A bad jobs report for November; unemployment rate is 9.8%

On Friday, December 3rd, 2010, the Bureau of Labor Statistics reported that the rate of unemployment was 9.8% of the total labor pool. There were bad unemployment signs across the board.

Non-farm payrolls were almost unchanged adding only 39,000. Unemployment rates for many major population groups increased for adult men, adult women, whites and Hispanics. The Black unemployment rate was 16.0%.

The number of long-term unemployed (6 months or longer) was 6.3 million. The number of marginally attached workers (people who looked for a job in the last 12 months but are not currently working) was reported at 2.5 million up from 2.3 million a year ago.

U-3 Unemployment Rate




U-6 People who want full-time work plus people working part time who want full-time.
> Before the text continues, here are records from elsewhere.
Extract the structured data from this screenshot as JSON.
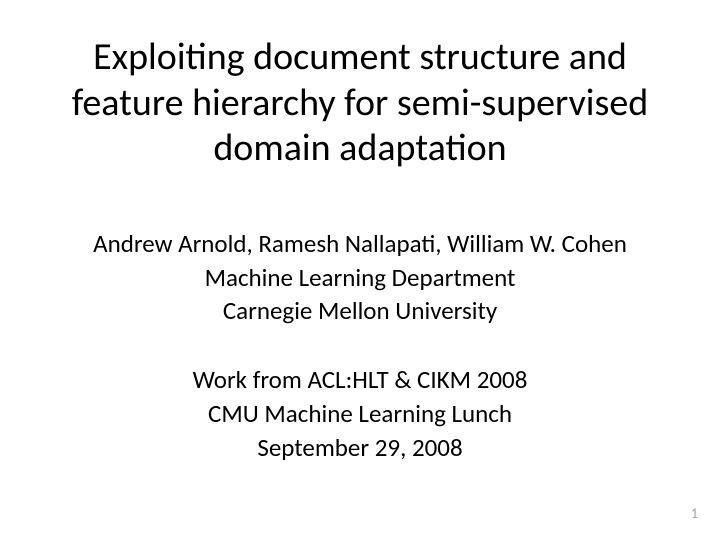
{
  "slide": {
    "title": "Exploiting document structure and feature hierarchy for semi-supervised domain adaptation",
    "authors": "Andrew Arnold, Ramesh Nallapati, William W. Cohen",
    "department": "Machine Learning Department",
    "university": "Carnegie Mellon University",
    "venue": "Work from ACL:HLT & CIKM 2008",
    "event": "CMU Machine Learning Lunch",
    "date": "September 29, 2008",
    "page_number": "1",
    "background_color": "#ffffff",
    "title_color": "#000000",
    "body_color": "#000000",
    "page_number_color": "#a0a0a0",
    "title_fontsize": 38,
    "body_fontsize": 25,
    "pagenum_fontsize": 14
  }
}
In the establishment data categories, non farm payrolls increased by 39,000. Private firms added 50,000 jobs while government cut 11,000. Temporary help and healthcare added jobs while retail shed 28,000 positions. Manufacturing dropped 13,000 jobs. The average work week remained unchanged. Average earning increased by 1 cent.

The only positive item was the upward revision of the September and October Non-farm payroll numbers.

The misery rate, or the percent of the labor force who want work and cannot find it, grew to 17.0 . This is about 1/6 of the people in the labor force.


The jobs "deficit" is an incredible 8 million jobs lost since the start of the recession. Worse, job growth is flat for the past 5 months, with the growth rebound stopping in May.



Job growth has been flat on average since May 2010.



The Black unemployment rate was 16.0%.

This chart is always incredibly sad. This chart is the "real" black underemployment reate. If you take the trend for people who want work and cannot get it plus the black unemployment rate you get "real" underemployment rate: about 25%.



Another view of same data.




In related (unrelated ?) news, based on the unemployment report, the Dow-Jones index moved up 20 points, the NASDAQ closed higher by 12 points, and the S&P moved 3 points higher. The rise of the indexes shows the increasing separation of the jobs and unemployment issue from world of investments and corporations.

Finally, the consensus forecast from economists predicted a rise of 130,000 jobs for the month. Not even close to the actual rate of 39,000.